Assigning variables in scripts

Assigning values to variables in gawk programs is similar to how you assign values to variables in a shell script — using an assignment statement:

$ gawk '

> BEGIN{

> testing="This is a test"

> print testing

> }'

This is a test

$

After you assign a value to a variable, you can use that variable anywhere in your gawk script.

Assigning variables in the command line

You can also use the gawk command line to assign values to variables for the gawk program. This allows you to set values outside of the normal code, changing values on the fly. Here's an example of using a command line variable to display a specific data field in the file:

$ cat script1

BEGIN{FS=","}

{print $n}

$ gawk -f script1 n=2 data1

$ gawk -f script1 n=3 data1

This feature is a great way to process data from your shell scripts in the gawk script.

The gawk program features

Some features of the gawk program make it handy for manipulating data, allowing you to create gawk scripts that can parse just about any type of text file, including log files.

Regular expressions

You can use either a Basic Regular Expression (BRE) or an Extended Regular Expression (ERE) to filter the lines in the data stream to which the program script applies.

When using a regular expression, the regular expression must appear before the left brace of the program script that it controls:

$ gawk 'BEGIN{FS=","} /test/{print $1}' data1

This is a test

$

The matching operator

The matching operator allows you to restrict a regular expression to a specific data field in the records. The matching operator is the tilde character (∼). You specify the matching operator, along with the data field variable, and the regular expression to match:

$1 ~ /^data/

This expression filters records where the first data field starts with the text data.

Mathematical expressions

In addition to regular expressions, you can also use mathematical expressions in the matching pattern. This feature comes in handy when matching numerical values in data fields. For example, if you want to display all the system users who belong to the root users group (group number 0), you could use this script:

$ gawk -F: '$4 == 0{print $1}' /etc/passwd

This script displays the first data field value for all lines that contain the value 0 in the fourth data field.

Structured commands

The gawk program supports the structured commands discussed in this section.

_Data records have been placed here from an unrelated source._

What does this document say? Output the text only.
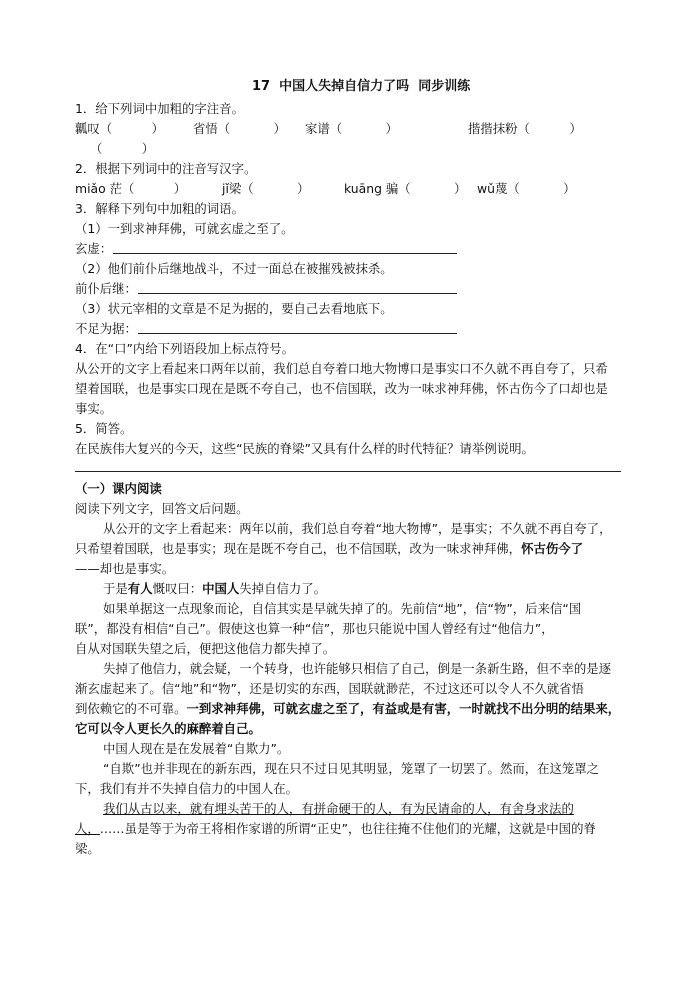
17  中国人失掉自信力了吗  同步训练
1．给下列词中加粗的字注音。
瓤叹（          ） 省悟（           ） 家谱（           ）	揩揩抹粉（          ）
（          ）
2．根据下列词中的注音写汉字。
miǎo 茫（          ）	jǐ梁（           ）	kuāng 骗（           ） wǔ蔑（           ）
3．解释下列句中加粗的词语。
（1）一到求神拜佛，可就玄虚之至了。
玄虚：
（2）他们前仆后继地战斗，不过一面总在被摧残被抹杀。
前仆后继：
（3）状元宰相的文章是不足为据的，要自己去看地底下。
不足为据：
4．在“口”内给下列语段加上标点符号。
从公开的文字上看起来口两年以前，我们总自夸着口地大物博口是事实口不久就不再自夸了，只希
望着国联，也是事实口现在是既不夸自己，也不信国联，改为一味求神拜佛，怀古伤今了口却也是
事实。
5．简答。
在民族伟大复兴的今天，这些“民族的脊梁”又具有什么样的时代特征？请举例说明。
（一）课内阅读
阅读下列文字，回答文后问题。
从公开的文字上看起来：两年以前，我们总自夸着“地大物博”，是事实；不久就不再自夸了，
只希望着国联，也是事实；现在是既不夸自己，也不信国联，改为一味求神拜佛，怀古伤今了
——却也是事实。
于是有人慨叹曰：中国人失掉自信力了。
如果单据这一点现象而论，自信其实是早就失掉了的。先前信“地”，信“物”，后来信“国
联”，都没有相信“自己”。假使这也算一种“信”，那也只能说中国人曾经有过“他信力”，
自从对国联失望之后，便把这他信力都失掉了。
失掉了他信力，就会疑，一个转身，也许能够只相信了自己，倒是一条新生路，但不幸的是逐
渐玄虚起来了。信“地”和“物”，还是切实的东西，国联就渺茫，不过这还可以令人不久就省悟
到依赖它的不可靠。一到求神拜佛，可就玄虚之至了，有益或是有害，一时就找不出分明的结果来，
它可以令人更长久的麻醉着自己。
中国人现在是在发展着“自欺力”。
“自欺”也并非现在的新东西，现在只不过日见其明显，笼罩了一切罢了。然而，在这笼罩之
下，我们有并不失掉自信力的中国人在。
我们从古以来，就有埋头苦干的人，有拼命硬干的人，有为民请命的人，有舍身求法的
人，……虽是等于为帝王将相作家谱的所谓“正史”，也往往掩不住他们的光耀，这就是中国的脊
梁。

The if-then-else statement:

if (condition) statement1; else statement2

The while statement:

while (condition)

{

statements

}

The do-while statement:

do {

statements

} while (condition)

The for statement:

for(variable assignment; condition; iteration process)

This provides a wealth of programming opportunities for the gawk script programmer. You can write gawk programs that rival the functions of just about any higher-level language program.